All functions return clean **tibble** outputs and support filtering via
`filters = list(field = "value")`.
---
## Installation
### From **CRAN**
```r
install.packages("nycOpenData")
```
### Development version (GitHub)
```r
devtools::install_github("martinezc1/nycOpenData")
```
---
## Example
```{r}
library(nycOpenData)
# Get 5,000 most recent 311 requests
data <- nyc_pull_dataset(key = "nyc_311", limit = 5000)
# Filter by agency and city
filtered <- nyc_pull_dataset(
key = "nyc_311",
limit = 2000,
filters = list(agency = "NYPD", city = "BROOKLYN")
)
head(filtered)
```
---
## Learn by example
- `vignette("nyc-311", package = "nycOpenData")` – Working with NYC 311 data end-to-end
## About
`nycOpenData` makes New York City's civic datasets accessible to students,
educators, analysts, and researchers through a unified and user-friendly R interface.
Developed to support reproducible research, open-data literacy, and real-world analysis.
---
## Comparison to Other Software
While the [`RSocrata`](https://CRAN.R-project.org/package=RSocrata) package provides a general interface for any Socrata-backed portal, `nycOpenData` is specifically tailored for the New York City ecosystem.
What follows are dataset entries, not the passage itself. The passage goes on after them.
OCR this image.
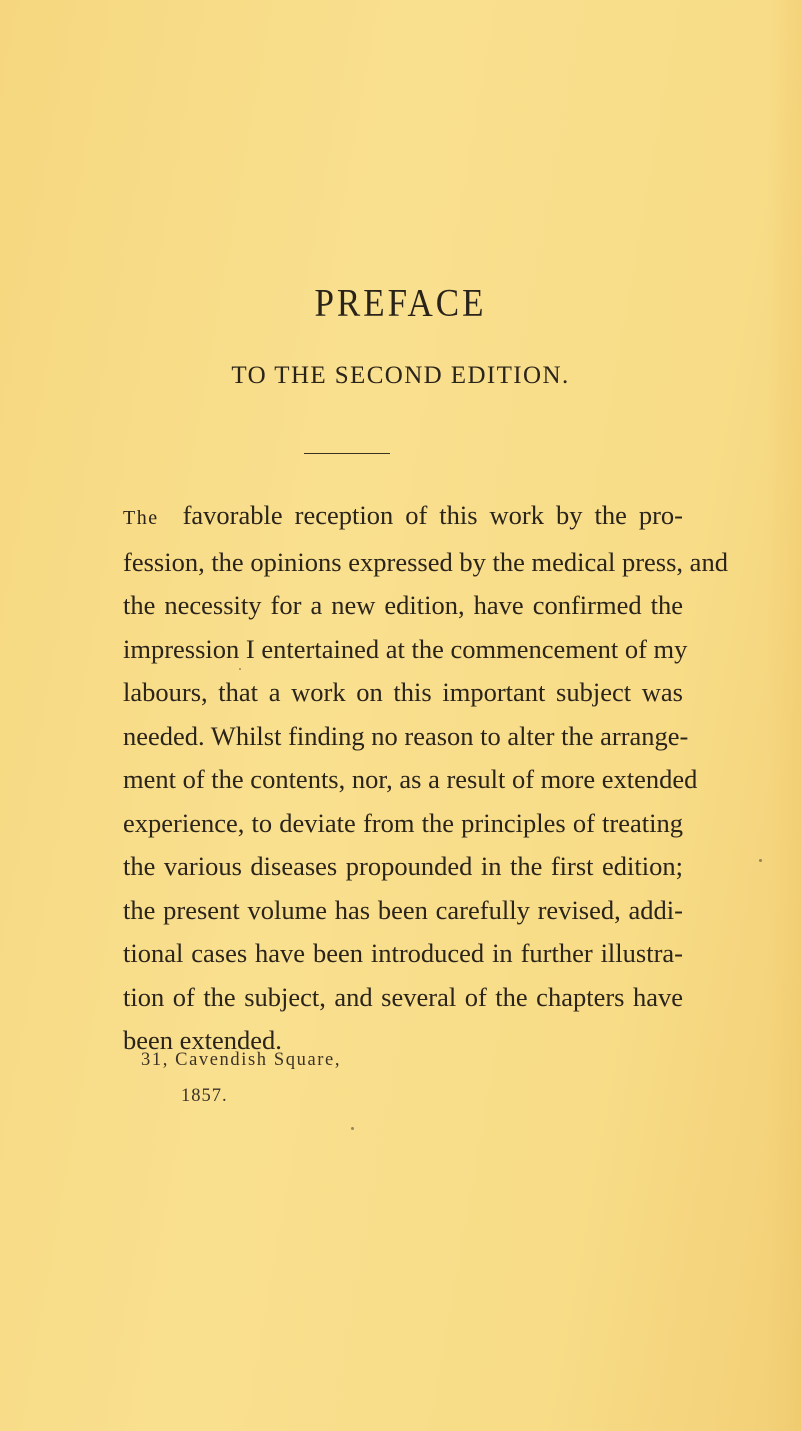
PREFACE
TO THE SECOND EDITION.
The favorable reception of this work by the pro-
fession, the opinions expressed by the medical press, and
the necessity for a new edition, have confirmed the
impression I entertained at the commencement of my
labours, that a work on this important subject was
needed. Whilst finding no reason to alter the arrange-
ment of the contents, nor, as a result of more extended
experience, to deviate from the principles of treating
the various diseases propounded in the first edition;
the present volume has been carefully revised, addi-
tional cases have been introduced in further illustra-
tion of the subject, and several of the chapters have
been extended.
31, Cavendish Square,
1857.
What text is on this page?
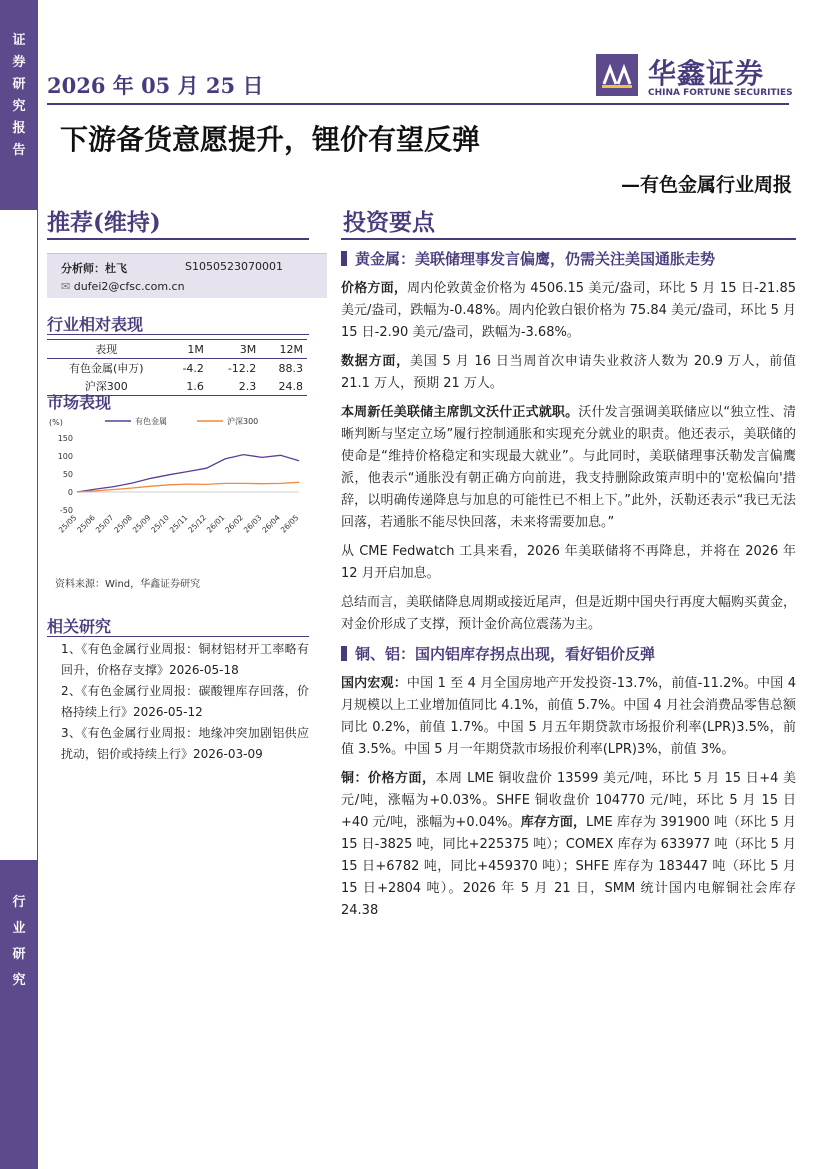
证
券
研
究
报
告
行
业
研
究
2026 年 05 月 25 日	华鑫证券
CHINA FORTUNE SECURITIES
下游备货意愿提升，锂价有望反弹
—有色金属行业周报
推荐(维持)	投资要点
分析师：杜飞	S1050523070001
✉ dufei2@cfsc.com.cn
行业相对表现
表现	1M	3M	12M
有色金属(申万)	-4.2	-12.2	88.3
沪深300	1.6	2.3	24.8
市场表现
(%)
150
100
50
0
-50
25/05
25/06
25/07
25/08
25/09
25/10
25/11
25/12
26/01
26/02
26/03
26/04
26/05
有色金属	沪深300
资料来源：Wind，华鑫证券研究
相关研究

1、《有色金属行业周报：铜材铝材开工率略有回升，价格存支撑》2026-05-18

2、《有色金属行业周报：碳酸锂库存回落，价格持续上行》2026-05-12

3、《有色金属行业周报：地缘冲突加剧铝供应扰动，铝价或持续上行》2026-03-09

黄金属：美联储理事发言偏鹰，仍需关注美国通胀走势

价格方面，周内伦敦黄金价格为 4506.15 美元/盎司，环比 5 月 15 日-21.85 美元/盎司，跌幅为-0.48%。周内伦敦白银价格为 75.84 美元/盎司，环比 5 月 15 日-2.90 美元/盎司，跌幅为-3.68%。

数据方面，美国 5 月 16 日当周首次申请失业救济人数为 20.9 万人，前值 21.1 万人，预期 21 万人。

本周新任美联储主席凯文沃什正式就职。沃什发言强调美联储应以“独立性、清晰判断与坚定立场”履行控制通胀和实现充分就业的职责。他还表示，美联储的使命是“维持价格稳定和实现最大就业”。与此同时，美联储理事沃勒发言偏鹰派，他表示“通胀没有朝正确方向前进，我支持删除政策声明中的'宽松偏向'措辞，以明确传递降息与加息的可能性已不相上下。”此外，沃勒还表示“我已无法回落，若通胀不能尽快回落，未来将需要加息。”

从 CME Fedwatch 工具来看，2026 年美联储将不再降息，并将在 2026 年 12 月开启加息。

总结而言，美联储降息周期或接近尾声，但是近期中国央行再度大幅购买黄金，对金价形成了支撑，预计金价高位震荡为主。

铜、铝：国内铝库存拐点出现，看好铝价反弹

国内宏观：中国 1 至 4 月全国房地产开发投资-13.7%，前值-11.2%。中国 4 月规模以上工业增加值同比 4.1%，前值 5.7%。中国 4 月社会消费品零售总额同比 0.2%，前值 1.7%。中国 5 月五年期贷款市场报价利率(LPR)3.5%，前值 3.5%。中国 5 月一年期贷款市场报价利率(LPR)3%，前值 3%。

铜：价格方面，本周 LME 铜收盘价 13599 美元/吨，环比 5 月 15 日+4 美元/吨，涨幅为+0.03%。SHFE 铜收盘价 104770 元/吨，环比 5 月 15 日+40 元/吨，涨幅为+0.04%。库存方面，LME 库存为 391900 吨（环比 5 月 15 日-3825 吨，同比+225375 吨）；COMEX 库存为 633977 吨（环比 5 月 15 日+6782 吨，同比+459370 吨）；SHFE 库存为 183447 吨（环比 5 月 15 日+2804 吨）。2026 年 5 月 21 日，SMM 统计国内电解铜社会库存 24.38
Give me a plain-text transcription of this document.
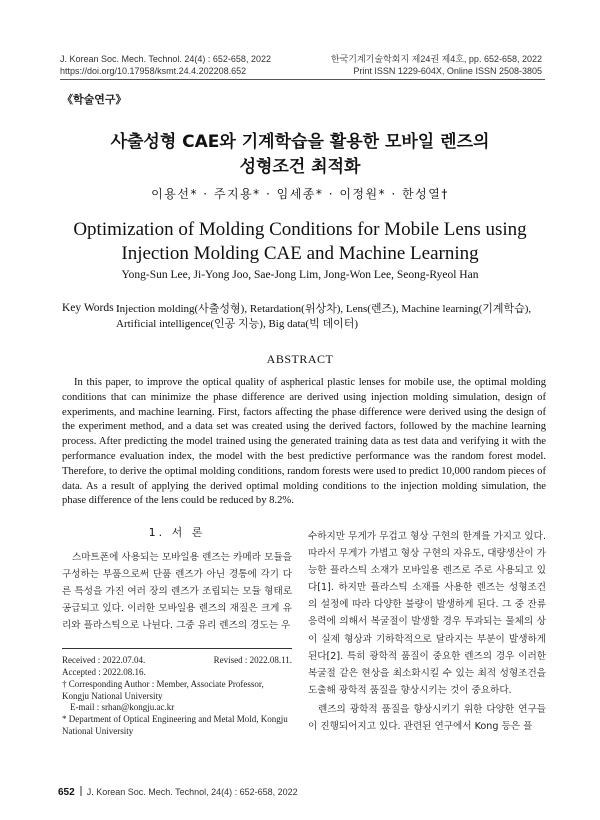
J. Korean Soc. Mech. Technol. 24(4) : 652-658, 2022
https://doi.org/10.17958/ksmt.24.4.202208.652
한국기계기술학회지 제24권 제4호, pp. 652-658, 2022
Print ISSN 1229-604X, Online ISSN 2508-3805
《학술연구》
사출성형 CAE와 기계학습을 활용한 모바일 렌즈의
성형조건 최적화
이용선* · 주지용* · 임세종* · 이정원* · 한성열†
Optimization of Molding Conditions for Mobile Lens using
Injection Molding CAE and Machine Learning
Yong-Sun Lee, Ji-Yong Joo, Sae-Jong Lim, Jong-Won Lee, Seong-Ryeol Han
Key Words :
Injection molding(사출성형), Retardation(위상차), Lens(렌즈), Machine learning(기계학습), Artificial intelligence(인공 지능), Big data(빅 데이터)
ABSTRACT
In this paper, to improve the optical quality of aspherical plastic lenses for mobile use, the optimal molding conditions that can minimize the phase difference are derived using injection molding simulation, design of experiments, and machine learning. First, factors affecting the phase difference were derived using the design of the experiment method, and a data set was created using the derived factors, followed by the machine learning process. After predicting the model trained using the generated training data as test data and verifying it with the performance evaluation index, the model with the best predictive performance was the random forest model. Therefore, to derive the optimal molding conditions, random forests were used to predict 10,000 random pieces of data. As a result of applying the derived optimal molding conditions to the injection molding simulation, the phase difference of the lens could be reduced by 8.2%.
1. 서 론
스마트폰에 사용되는 모바일용 렌즈는 카메라 모듈을 구성하는 부품으로써 단품 렌즈가 아닌 경통에 각기 다른 특성을 가진 여러 장의 렌즈가 조립되는 모듈 형태로 공급되고 있다. 이러한 모바일용 렌즈의 재질은 크게 유리와 플라스틱으로 나뉜다. 그중 유리 렌즈의 경도는 우

수하지만 무게가 무겁고 형상 구현의 한계를 가지고 있다. 따라서 무게가 가볍고 형상 구현의 자유도, 대량생산이 가능한 플라스틱 소재가 모바일용 렌즈로 주로 사용되고 있다[1]. 하지만 플라스틱 소재를 사용한 렌즈는 성형조건의 설정에 따라 다양한 불량이 발생하게 된다. 그 중 잔류응력에 의해서 복굴절이 발생할 경우 투과되는 물체의 상이 실제 형상과 기하학적으로 달라지는 부분이 발생하게 된다[2]. 특히 광학적 품질이 중요한 렌즈의 경우 이러한 복굴절 같은 현상을 최소화시킬 수 있는 최적 성형조건을 도출해 광학적 품질을 향상시키는 것이 중요하다.

렌즈의 광학적 품질을 향상시키기 위한 다양한 연구들이 진행되어지고 있다. 관련된 연구에서 Kong 등은 플

Received : 2022.07.04.	Revised : 2022.08.11.
Accepted : 2022.08.16.
† Corresponding Author : Member, Associate Professor, Kongju National University
E-mail : srhan@kongju.ac.kr
* Department of Optical Engineering and Metal Mold, Kongju National University
652 J. Korean Soc. Mech. Technol, 24(4) : 652-658, 2022
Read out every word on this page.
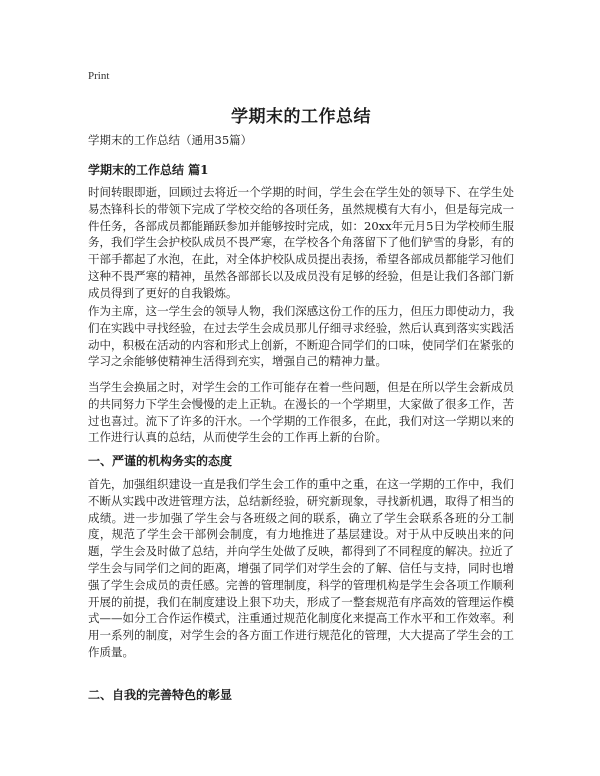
Print
学期末的工作总结
学期末的工作总结（通用35篇）
学期末的工作总结 篇1
时间转眼即逝，回顾过去将近一个学期的时间，学生会在学生处的领导下、在学生处易杰锋科长的带领下完成了学校交给的各项任务，虽然规模有大有小，但是每完成一件任务，各部成员都能踊跃参加并能够按时完成，如：20xx年元月5日为学校师生服务，我们学生会护校队成员不畏严寒，在学校各个角落留下了他们铲雪的身影，有的干部手都起了水泡，在此，对全体护校队成员提出表扬，希望各部成员都能学习他们这种不畏严寒的精神，虽然各部部长以及成员没有足够的经验，但是让我们各部门新成员得到了更好的自我锻炼。
作为主席，这一学生会的领导人物，我们深感这份工作的压力，但压力即使动力，我们在实践中寻找经验，在过去学生会成员那儿仔细寻求经验，然后认真到落实实践活动中，积极在活动的内容和形式上创新，不断迎合同学们的口味，使同学们在紧张的学习之余能够使精神生活得到充实，增强自己的精神力量。
当学生会换届之时，对学生会的工作可能存在着一些问题，但是在所以学生会新成员的共同努力下学生会慢慢的走上正轨。在漫长的一个学期里，大家做了很多工作，苦过也喜过。流下了许多的汗水。一个学期的工作很多，在此，我们对这一学期以来的工作进行认真的总结，从而使学生会的工作再上新的台阶。
一、严谨的机构务实的态度
首先，加强组织建设一直是我们学生会工作的重中之重，在这一学期的工作中，我们不断从实践中改进管理方法，总结新经验，研究新现象，寻找新机遇，取得了相当的成绩。进一步加强了学生会与各班级之间的联系，确立了学生会联系各班的分工制度，规范了学生会干部例会制度，有力地推进了基层建设。对于从中反映出来的问题，学生会及时做了总结，并向学生处做了反映，都得到了不同程度的解决。拉近了学生会与同学们之间的距离，增强了同学们对学生会的了解、信任与支持，同时也增强了学生会成员的责任感。完善的管理制度，科学的管理机构是学生会各项工作顺利开展的前提，我们在制度建设上狠下功夫，形成了一整套规范有序高效的管理运作模式——如分工合作运作模式，注重通过规范化制度化来提高工作水平和工作效率。利用一系列的制度，对学生会的各方面工作进行规范化的管理，大大提高了学生会的工作质量。
二、自我的完善特色的彰显
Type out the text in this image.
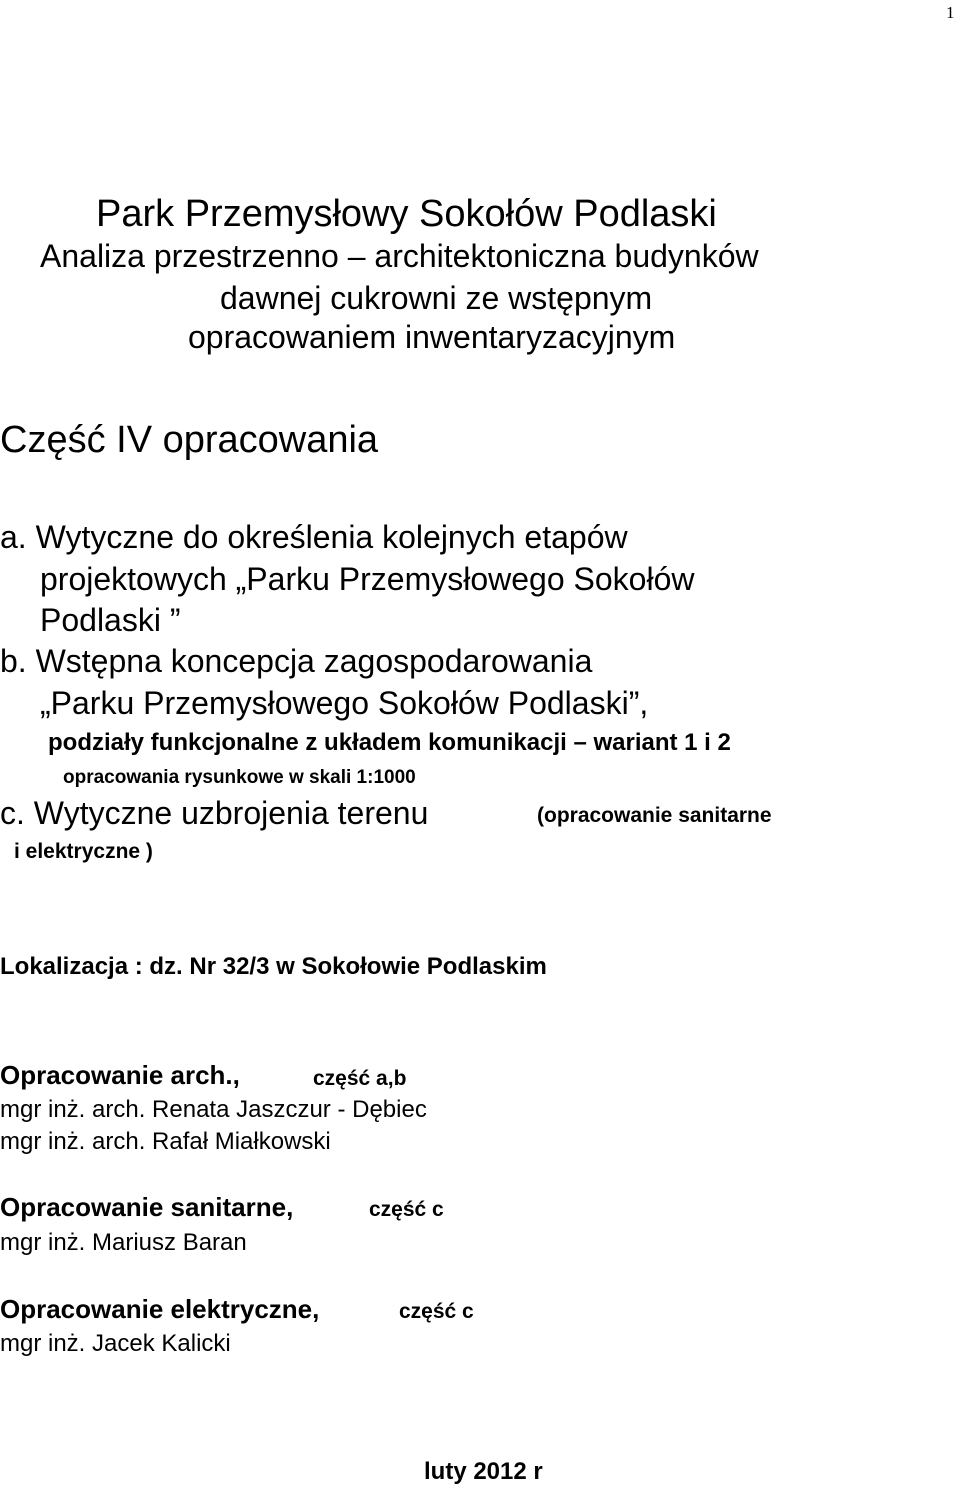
1
Park Przemysłowy Sokołów Podlaski
Analiza przestrzenno – architektoniczna budynków
dawnej cukrowni ze wstępnym
opracowaniem inwentaryzacyjnym
Część IV opracowania
a. Wytyczne do określenia kolejnych etapów
projektowych „Parku Przemysłowego Sokołów
Podlaski ”
b. Wstępna koncepcja zagospodarowania
„Parku Przemysłowego Sokołów Podlaski”,
podziały funkcjonalne z układem komunikacji – wariant 1 i 2
opracowania rysunkowe w skali 1:1000
c. Wytyczne uzbrojenia terenu	(opracowanie sanitarne
i elektryczne )
Lokalizacja : dz. Nr 32/3 w Sokołowie Podlaskim
Opracowanie arch.,	część a,b
mgr inż. arch. Renata Jaszczur - Dębiec
mgr inż. arch. Rafał Miałkowski
Opracowanie sanitarne,	część c
mgr inż. Mariusz Baran
Opracowanie elektryczne,	część c
mgr inż. Jacek Kalicki
luty 2012 r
- **Ease of Use**: No need to hunt for 4x4 dataset IDs (e.g., `erm2-nwe9`); use `nyc_pull_dataset()` with a human-readable catalog key.
- **Pre-configured Logic**: Wrappers include default sorting (e.g., `created_date DESC`) and optimized limit handling specific to NYC’s massive data volumes.
- **Open Literacy**: Designed specifically for students and researchers to lower the barrier to entry for civic data analysis.
---
## Contributing
We welcome contributions! If you find a bug or would like to request a wrapper for a specific NYC dataset, please open an issue or submit a pull request on [GitHub](https://github.com/martinezc1/nycOpenData).
---
## Authors & Contributors
### Maintainer
**Christian A. Martinez** 📧 [c.martinez0@outlook.com](mailto:c.martinez0@outlook.com)
GitHub: [@martinezc1](https://github.com/martinezc1)
### ✨ Contributors
Special thanks to the students of **PSYC 7750G – Reproducible Psychological Research** at Brooklyn College (CUNY) who have contributed functions and documentation:
* **Crystal Adote** ([@crystalna20](https://github.com/crystalna20))
* **Jonah Dratfield** ([@jdratfield38](https://github.com/jdratfield38))
* **Joyce Escatel-Flores** ([@JoyceEscatel](https://github.com/JoyceEscatel))
* **Rob Hutto** ([@robhutto](https://github.com/robhutto))
* **Isley Jean-Pierre** ([@ijpier](https://github.com/ijpier))
* **Shannon Joyce** ([@shannonjoyce](https://github.com/shannonjoyce))
* **Laura Rose-Werner** ([@laurarosewerner](https://github.com/laurarosewerner))
* **Emma Tupone** ([@emmatup0205](https://github.com/emmatup0205))
* **Xinru Wang** ([@xrwangxr](https://github.com/xrwangxr))
---
## Academic Context
This package is developed as a primary pedagogical tool for teaching data acquisition and open science practices at **Brooklyn College, City University of New York (CUNY)**.